Alexander Zhitenyov. Jump into an Air River. Review of A. Manichenko’s book, and here’s about tenderness
One would like to be a person who speaks this way. Not because the speech is alluring, but because it is forthright. Here, poetry is a way to speak about the essential while remaining convincing. The reader’s joy lies in knowing that there is order in the world and that it can be created from a simple need for it: "and now with every right I am part / of that power able to bestow authority."
This book is both a debut and a selected work; it is both accidental and representative. This duality is explained by the nature of poetic speech, which strives to return to the subtext, to the situation of communication. Fragmentation and ellipsis are its most organic qualities, the formula "and here's" is their sign. For this reason, real interlocutors and circumstances are especially important here.

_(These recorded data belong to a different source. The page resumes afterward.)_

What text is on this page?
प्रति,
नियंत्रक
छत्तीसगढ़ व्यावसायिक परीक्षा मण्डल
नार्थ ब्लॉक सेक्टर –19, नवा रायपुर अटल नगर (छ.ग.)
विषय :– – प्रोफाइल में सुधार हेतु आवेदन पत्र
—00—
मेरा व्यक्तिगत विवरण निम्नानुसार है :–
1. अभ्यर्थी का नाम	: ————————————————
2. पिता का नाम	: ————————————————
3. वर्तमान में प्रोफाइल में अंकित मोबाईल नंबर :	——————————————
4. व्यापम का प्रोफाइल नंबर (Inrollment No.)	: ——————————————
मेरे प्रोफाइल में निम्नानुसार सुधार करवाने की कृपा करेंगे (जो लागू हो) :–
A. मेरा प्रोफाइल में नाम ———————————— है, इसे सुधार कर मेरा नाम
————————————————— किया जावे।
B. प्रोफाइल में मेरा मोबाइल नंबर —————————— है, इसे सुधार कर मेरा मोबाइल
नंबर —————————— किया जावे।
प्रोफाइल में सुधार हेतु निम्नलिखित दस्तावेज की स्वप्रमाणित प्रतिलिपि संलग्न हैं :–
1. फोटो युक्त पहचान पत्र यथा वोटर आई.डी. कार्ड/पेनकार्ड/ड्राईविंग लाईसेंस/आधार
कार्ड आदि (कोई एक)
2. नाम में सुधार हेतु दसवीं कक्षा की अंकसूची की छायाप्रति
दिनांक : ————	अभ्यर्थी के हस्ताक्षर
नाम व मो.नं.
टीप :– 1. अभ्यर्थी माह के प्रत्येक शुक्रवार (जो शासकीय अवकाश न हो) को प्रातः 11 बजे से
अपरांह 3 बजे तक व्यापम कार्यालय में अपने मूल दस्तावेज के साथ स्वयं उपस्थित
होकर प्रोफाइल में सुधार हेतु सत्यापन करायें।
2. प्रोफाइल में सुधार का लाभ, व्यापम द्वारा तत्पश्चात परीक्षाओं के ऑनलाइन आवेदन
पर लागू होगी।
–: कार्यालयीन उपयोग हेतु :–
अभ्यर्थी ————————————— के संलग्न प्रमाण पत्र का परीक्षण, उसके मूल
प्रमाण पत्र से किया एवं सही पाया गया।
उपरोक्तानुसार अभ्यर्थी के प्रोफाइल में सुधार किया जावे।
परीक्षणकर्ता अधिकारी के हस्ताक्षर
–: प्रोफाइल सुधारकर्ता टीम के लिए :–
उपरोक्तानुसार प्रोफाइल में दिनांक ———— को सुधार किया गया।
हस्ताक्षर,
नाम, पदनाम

This is free speech, which is always appropriate, and therefore is not afraid to be naive or absurd, complex or dramatic. It has no fear of influence, as there are no fears at all. It is alien to all external evaluative templates, for which "a golden word is equivalent to / a wooden glassy empty one." It is interested in the impossible – the "physis" arranged by people.
<...>
Tenderness remains even in an unread letter. But among the things that are greater and longer-lasting than people are not only strong feelings. The word – vulnerable, fading, incorporeal – also remains – "maybe not for us and not for me / even not for us and not for me." This conviction is an exciting lyrical piece of news that one wants to ponder and to return to.